In exemplifying and justifying its opening statement, the commercial committed the fallacy of strawman which distorted, oversimplified or misrepresented the examples given to support the notion that discrimination was indeed legal in California. That Japanese Americans were confined in internment camps, that Armenians couldn’t buy a house in the Central Valley and `Latinos and African Americans were told who they could and could not marry, are not real laws that were passed to institutionalize and legalize discrimination. The commercial apparently used these different incidences of discrimination i.e. racial, social and cultural discrimination to insinuate the discrimination existed. The commercials evokes that the issue at hand is simply another form discrimination – this time against the third sex or gays.
The run down of instances of discrimination was encapsulated and concluded by the fallacy of appeal to pity. The commercial concluded that, “It was a sorry time in our history”, which further reinforces the distorted idea being conveyed by appealing to emotions of the audience denoting that it was a general sentiment of the people.
Moving from the past and progressing towards the future, the commercial continued with a strong presumptive statement, “Today the sponsors of Prop 8 want to eliminate fundamental rights, which partakes of the appeal to ignorance because it does not provide evidence or proof for the claim but rests on the inability of the sponsors to defend themselves.
It then used the fallacy of slippery slope and scare tactics to justify its promotion of voting against prop 8. For the former, it implies that voting ‘no” is a matter of our obligation to pass along to our children a more tolerant, more decent society as if voting ‘no” would indeed result to a more tolerant and decent society in the future. For the latter, the fact that it uses our children’s future being at stake in the issue provides a scary tactic to persuade people to support the commercial’s conclusions and campaign.
Finally, the commercial finished off by a fallacy of Card Stacking. Card Stacking is an informal logical fallacy which is often committed by people who focuses on a one-sided assessment of an issue or when perceiving a problem in a single perspective that results to slanted argumentation or disregard of evidence presented from the other side of the issue. `Vote No on Prop 8. It’s unfair and it’s wrong.’ These statements are apparently one sided. It obliquely hints that voting otherwise will make one guilty of being unfair and committing a mistake.

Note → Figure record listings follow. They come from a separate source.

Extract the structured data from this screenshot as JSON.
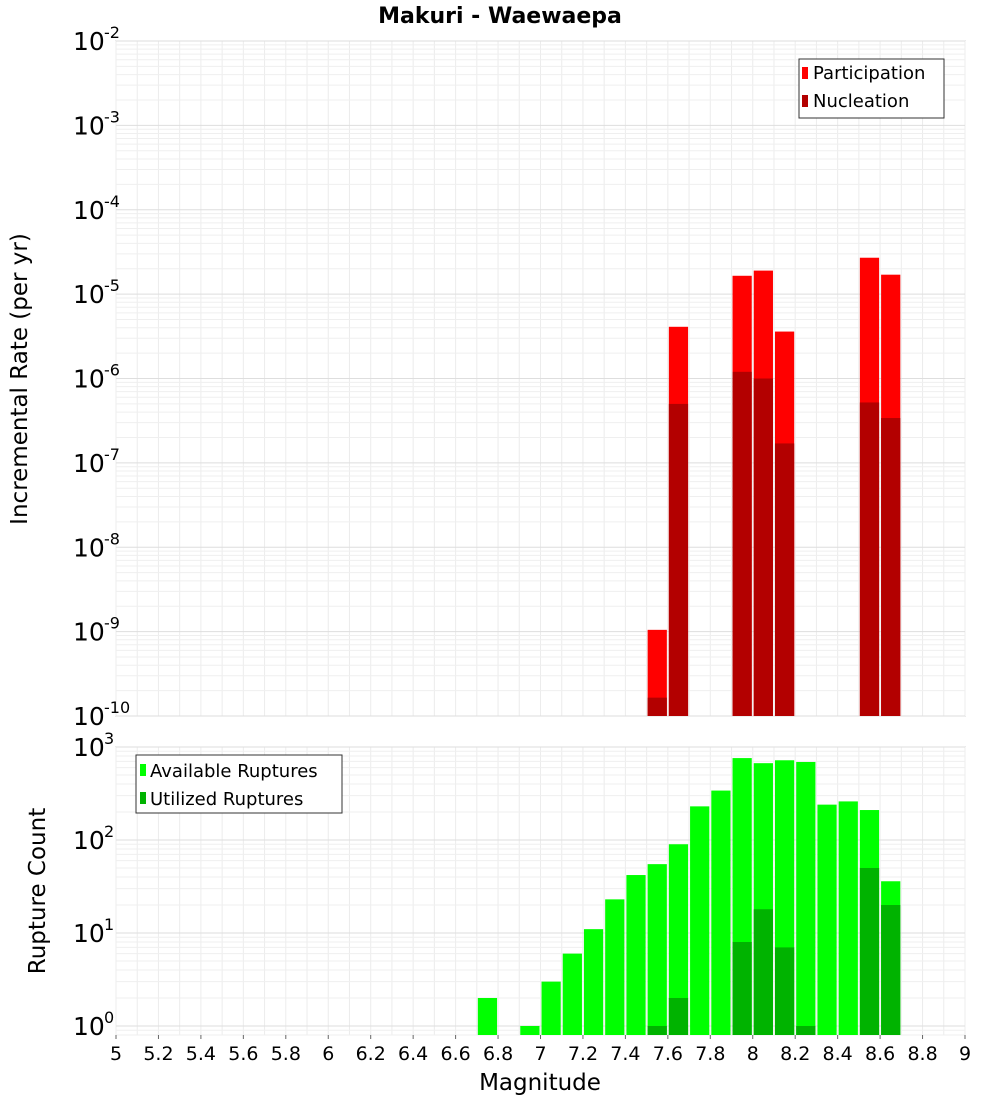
{
  "chart_data": [
    {
      "type": "bar",
      "title": "Makuri - Waewaepa",
      "xlabel": "",
      "ylabel": "Incremental Rate (per yr)",
      "yscale": "log",
      "ylim": [
        1e-10,
        0.01
      ],
      "xlim": [
        5,
        9
      ],
      "grid": true,
      "legend_position": "top-right",
      "bar_width": 0.1,
      "x": [
        7.55,
        7.65,
        7.95,
        8.05,
        8.15,
        8.55,
        8.65
      ],
      "series": [
        {
          "name": "Participation",
          "color": "#ff0000",
          "values": [
            1.05e-09,
            4.1e-06,
            1.65e-05,
            1.9e-05,
            3.6e-06,
            2.7e-05,
            1.7e-05
          ]
        },
        {
          "name": "Nucleation",
          "color": "#b30000",
          "values": [
            1.65e-10,
            5e-07,
            1.2e-06,
            1e-06,
            1.7e-07,
            5.2e-07,
            3.4e-07
          ]
        }
      ]
    },
    {
      "type": "bar",
      "title": "",
      "xlabel": "Magnitude",
      "ylabel": "Rupture Count",
      "yscale": "log",
      "ylim": [
        0.8,
        1000
      ],
      "xlim": [
        5,
        9
      ],
      "grid": true,
      "legend_position": "top-left",
      "bar_width": 0.1,
      "x": [
        6.75,
        6.85,
        6.95,
        7.05,
        7.15,
        7.25,
        7.35,
        7.45,
        7.55,
        7.65,
        7.75,
        7.85,
        7.95,
        8.05,
        8.15,
        8.25,
        8.35,
        8.45,
        8.55,
        8.65
      ],
      "series": [
        {
          "name": "Available Ruptures",
          "color": "#00ff00",
          "values": [
            2,
            0,
            1,
            3,
            6,
            11,
            23,
            42,
            55,
            90,
            230,
            340,
            760,
            670,
            720,
            690,
            240,
            260,
            210,
            36
          ]
        },
        {
          "name": "Utilized Ruptures",
          "color": "#00b300",
          "values": [
            0,
            0,
            0,
            0,
            0,
            0,
            0,
            0,
            1,
            2,
            0,
            0,
            8,
            18,
            7,
            1,
            0,
            0,
            50,
            20
          ]
        }
      ]
    }
  ],
  "x_ticks": [
    "5",
    "5.2",
    "5.4",
    "5.6",
    "5.8",
    "6",
    "6.2",
    "6.4",
    "6.6",
    "6.8",
    "7",
    "7.2",
    "7.4",
    "7.6",
    "7.8",
    "8",
    "8.2",
    "8.4",
    "8.6",
    "8.8",
    "9"
  ],
  "top_y_ticks": [
    {
      "base": "10",
      "exp": "-2"
    },
    {
      "base": "10",
      "exp": "-3"
    },
    {
      "base": "10",
      "exp": "-4"
    },
    {
      "base": "10",
      "exp": "-5"
    },
    {
      "base": "10",
      "exp": "-6"
    },
    {
      "base": "10",
      "exp": "-7"
    },
    {
      "base": "10",
      "exp": "-8"
    },
    {
      "base": "10",
      "exp": "-9"
    },
    {
      "base": "10",
      "exp": "-10"
    }
  ],
  "bottom_y_ticks": [
    {
      "base": "10",
      "exp": "3"
    },
    {
      "base": "10",
      "exp": "2"
    },
    {
      "base": "10",
      "exp": "1"
    },
    {
      "base": "10",
      "exp": "0"
    }
  ]
}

For all intents and purposes, the commercial fails to inform and provide arguments. Prop 8 is actually an initiative constitutional amendment in California that will eliminate the right of same sex couples to marry. The Prop 8 commercial seeks to encourage people to vote against the said proposal. In conclusion, the commercial ended without providing any concrete justification for voting “no” but rests solely on loosely founded opinions that are encapsulated in stylish and enthralling lines.